Pannexin1 (Panx1) channels are ubiquitously expressed in vertebrate cells and are widely accepted as adenosine triphosphate (ATP)-releasing membrane channels. Activation of Panx1 has been associated with phosphorylation in a specific tyrosine residue or cleavage of its C-terminal domains. In the present work, we identified a residue (S394) as a putative phosphorylation site by Ca²⁺/calmodulin-dependent kinase II (CaMKII). In HeLa cells transfected with rat Panx1 (rPanx1), membrane stretch (MS)-induced activation—measured by changes in DAPI uptake rate—was drastically reduced by either knockdown of Piezo1 or pharmacological inhibition of calmodulin or CaMKII. By site-directed mutagenesis we generated rPanx1S394A-EGFP (enhanced green fluorescent protein), which lost its sensitivity to MS, and rPanx1S394D-EGFP, mimicking phosphorylation, which shows high DAPI uptake rate without MS stimulation or cleavage of the C terminus. Using whole-cell patch-clamp and outside-out excised patch configurations, we found that rPanx1-EGFP and rPanx1S394D-EGFP channels showed current at all voltages between ±100 mV, similar single channel currents with outward rectification, and unitary conductance (∼30 to 70 pS). However, using cell-attached configuration we found that rPanx1S394D-EGFP channels show increased spontaneous unitary events independent of MS stimulation. In silico studies revealed that phosphorylation of S394 caused conformational changes in the selectivity filter and increased the average volume of lateral tunnels, allowing ATP to be released via these conduits and DAPI uptake directly from the channel mouth to the cytoplasmic space. These results could explain one possible mechanism for activation of rPanx1 upon increase in cytoplasmic Ca²⁺ signal elicited by diverse physiological conditions in which the C-terminal domain is not cleaved.

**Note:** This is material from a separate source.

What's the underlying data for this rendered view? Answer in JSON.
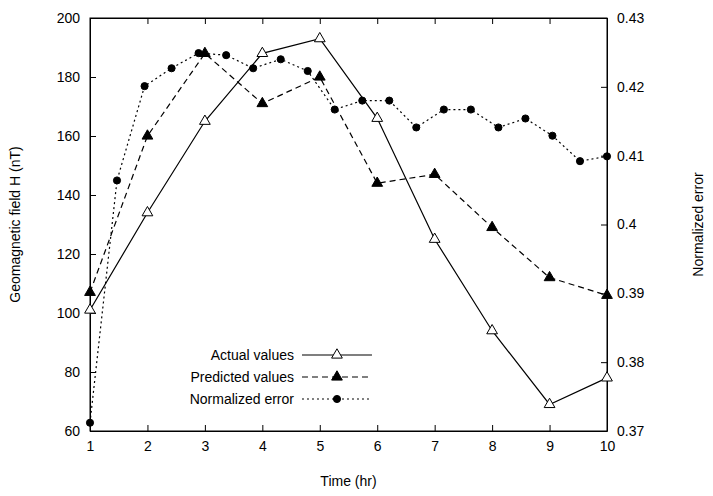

Pannexin1 (Panx1) 通道在脊椎动物细胞中普遍表达，并被广泛接受为三磷酸腺苷 (ATP) 释放膜通道。Panx1 的激活与特定酪氨酸残基的磷酸化或其 C 末端结构域的切割有关。在目前的工作中，我们确定了一个残基 (S394) 作为 Ca ²⁺的推定磷酸化位点/钙调蛋白依赖性激酶 II (CaMKII)。在用大鼠 Panx1 (rPanx1) 转染的 HeLa 细胞中，膜拉伸 (MS) 诱导的激活（通过 DAPI 摄取率的变化来衡量）通过 Piezo1 的敲低或钙调蛋白或 CaMKII 的药理学抑制显着降低。通过定点诱变，我们生成了对 MS 失去敏感性的 rPanx1S394A-EGFP（增强型绿色荧光蛋白）和模拟磷酸化的 rPanx1S394D-EGFP，在没有 MS 刺激或 C 末端切割的情况下显示出高 DAPI 摄取率。使用全细胞膜片钳和外切贴片配置，我们发现 rPanx1-EGFP 和 rPanx1S394D-EGFP 通道在 ±100 mV 之间的所有电压下均显示电流，具有外向整流的类似单通道电流和单一电导（~30至 70 pS）。然而，使用细胞连接配置，我们发现 rPanx1S394D-EGFP 通道显示增加的自发单一事件，独立于 MS 刺激。计算机研究表明，S394 的磷酸化导致选择性过滤器的构象变化并增加横向隧道的平均体积，从而使 ATP 通过这些管道释放，DAPI 直接从通道口吸收到细胞质空间。这些结果可以解释在细胞质 Ca 增加时激活 rPanx1 的一种可能机制 允许 ATP 通过这些管道释放，DAPI 直接从通道口吸收到细胞质空间。这些结果可以解释在细胞质 Ca 增加时激活 rPanx1 的一种可能机制 允许 ATP 通过这些管道释放，DAPI 直接从通道口吸收到细胞质空间。这些结果可以解释在细胞质 Ca 增加时激活 rPanx1 的一种可能机制²⁺信号由 C 末端结构域未切割的各种生理条件引发。